Ideggyogy Sz. 2005 Jul 20;58(7-8):225-32.
While it is several decades ago that electrophysiological studies in the early stages after an ischaemic stroke revealed spontaneous activity in the affected muscles, today few data are available on the peripheral changes in later stages after a cerebrovascular event. The aim of this study was to detect electrophysiological signs that could indicate changes at the motor unit level occurring within a longer post-stroke period.
Forty-four patients who had developed hemiparesis after an ischaemic stroke in the area of the middle cerebral artery were involved in the study. Motor and sensory nerve conduction studies and electromyography were carried out on each side on six nerves and in five muscles respectively. Values between the affected and unaffected side were compared by statistical methods.
In patients with hemiparesis present for less then nine months, low M wave amplitudes, fibrillation potentials and an increased number of complex motor unit potentials were found on the affected side; in patients with symptoms present for more then nine months the mean duration and size index of the motor unit potentials in the paretic abductor digiti minimi muscle were increased. These data suggest a process of neurogenic type. The signs of distal axonal damage observed in the early period after stroke have been replaced later by chronic neurogenic changes. These changes could be the consequence of spinal motor neuron damage and axonal transport disturbance due to the loss of supraspinal trophic inputs.

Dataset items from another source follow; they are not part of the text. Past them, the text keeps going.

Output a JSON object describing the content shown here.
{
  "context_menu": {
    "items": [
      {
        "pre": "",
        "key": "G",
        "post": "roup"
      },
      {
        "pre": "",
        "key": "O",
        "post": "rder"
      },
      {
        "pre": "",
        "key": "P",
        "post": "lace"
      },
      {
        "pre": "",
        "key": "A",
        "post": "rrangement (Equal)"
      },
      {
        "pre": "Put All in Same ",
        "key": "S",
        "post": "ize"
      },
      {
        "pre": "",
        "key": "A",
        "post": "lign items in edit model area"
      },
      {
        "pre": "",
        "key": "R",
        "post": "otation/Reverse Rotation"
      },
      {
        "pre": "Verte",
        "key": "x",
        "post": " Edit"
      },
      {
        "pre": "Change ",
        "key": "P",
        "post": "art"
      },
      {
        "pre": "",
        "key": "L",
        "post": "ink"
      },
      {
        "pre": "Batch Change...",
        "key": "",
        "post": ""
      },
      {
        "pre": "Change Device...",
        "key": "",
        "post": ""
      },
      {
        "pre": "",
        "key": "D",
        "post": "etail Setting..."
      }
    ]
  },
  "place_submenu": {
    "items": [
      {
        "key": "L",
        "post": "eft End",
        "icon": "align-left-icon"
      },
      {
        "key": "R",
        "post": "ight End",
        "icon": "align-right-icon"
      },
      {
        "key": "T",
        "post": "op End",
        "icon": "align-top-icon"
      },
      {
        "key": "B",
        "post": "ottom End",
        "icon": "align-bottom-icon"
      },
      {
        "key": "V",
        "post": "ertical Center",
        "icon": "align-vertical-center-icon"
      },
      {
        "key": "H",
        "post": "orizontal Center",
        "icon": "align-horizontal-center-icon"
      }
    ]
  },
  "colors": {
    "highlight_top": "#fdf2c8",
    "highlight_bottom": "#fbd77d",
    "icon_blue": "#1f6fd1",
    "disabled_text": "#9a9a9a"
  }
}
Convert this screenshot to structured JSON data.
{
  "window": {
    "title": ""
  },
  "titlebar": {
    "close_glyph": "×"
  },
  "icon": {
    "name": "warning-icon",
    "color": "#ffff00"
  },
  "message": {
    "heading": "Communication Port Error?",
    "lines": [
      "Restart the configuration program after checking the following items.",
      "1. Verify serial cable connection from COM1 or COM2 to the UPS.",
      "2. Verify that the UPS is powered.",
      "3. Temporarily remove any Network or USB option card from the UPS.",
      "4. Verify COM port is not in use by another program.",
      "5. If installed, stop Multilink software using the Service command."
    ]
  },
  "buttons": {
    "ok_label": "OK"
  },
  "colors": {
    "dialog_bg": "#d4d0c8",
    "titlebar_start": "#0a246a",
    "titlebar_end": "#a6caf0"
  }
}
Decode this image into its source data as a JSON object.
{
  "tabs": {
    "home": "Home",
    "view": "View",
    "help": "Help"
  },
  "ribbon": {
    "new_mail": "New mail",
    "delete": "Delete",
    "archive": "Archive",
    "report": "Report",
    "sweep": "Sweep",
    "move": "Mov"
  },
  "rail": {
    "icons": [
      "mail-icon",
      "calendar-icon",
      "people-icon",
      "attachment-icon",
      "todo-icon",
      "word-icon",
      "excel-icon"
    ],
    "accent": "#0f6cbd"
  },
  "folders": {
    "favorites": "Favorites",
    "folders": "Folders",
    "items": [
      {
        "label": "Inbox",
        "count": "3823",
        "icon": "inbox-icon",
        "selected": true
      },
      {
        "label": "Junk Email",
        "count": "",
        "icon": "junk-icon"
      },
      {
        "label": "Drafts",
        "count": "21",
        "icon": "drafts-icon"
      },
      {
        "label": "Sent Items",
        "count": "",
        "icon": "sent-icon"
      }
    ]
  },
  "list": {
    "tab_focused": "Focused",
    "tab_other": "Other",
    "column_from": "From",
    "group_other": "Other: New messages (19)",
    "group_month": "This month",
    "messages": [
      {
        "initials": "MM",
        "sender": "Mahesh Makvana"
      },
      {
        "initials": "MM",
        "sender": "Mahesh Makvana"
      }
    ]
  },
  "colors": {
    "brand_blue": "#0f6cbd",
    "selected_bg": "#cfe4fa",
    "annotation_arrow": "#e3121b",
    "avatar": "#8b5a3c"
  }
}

The correlation between the extent of electrophysiological changes and of the central motor deficit of the patient indicates the importance of delaying this process by appropriate rehabilitation procedures.
虽然几十年前缺血性中风早期的电生理研究就已揭示了受累肌肉的自发活动,但目前关于脑血管事件后期外周变化的数据却很少。本研究的目的是检测电生理迹象,以表明在较长的中风后时期内运动单位水平发生的变化。
44例大脑中动脉区域缺血性中风后出现偏瘫的患者参与了本研究。分别对六条神经和五块肌肉的每一侧进行运动和感觉神经传导研究以及肌电图检查。采用统计学方法比较患侧和健侧的值。
偏瘫持续时间少于9个月的患者,患侧出现低M波振幅、纤颤电位和复合运动单位电位数量增加;症状出现超过9个月的患者,患侧小指展肌运动单位电位的平均时限和面积指数增加。这些数据提示存在神经源性过程。中风后早期观察到的远端轴突损伤迹象后来被慢性神经源性变化所取代。这些变化可能是脊髓运动神经元损伤以及由于上位神经滋养输入丧失导致轴突运输障碍的结果。
电生理变化程度与患者中枢运动功能缺损之间的相关性表明,通过适当的康复程序延缓这一过程具有重要意义。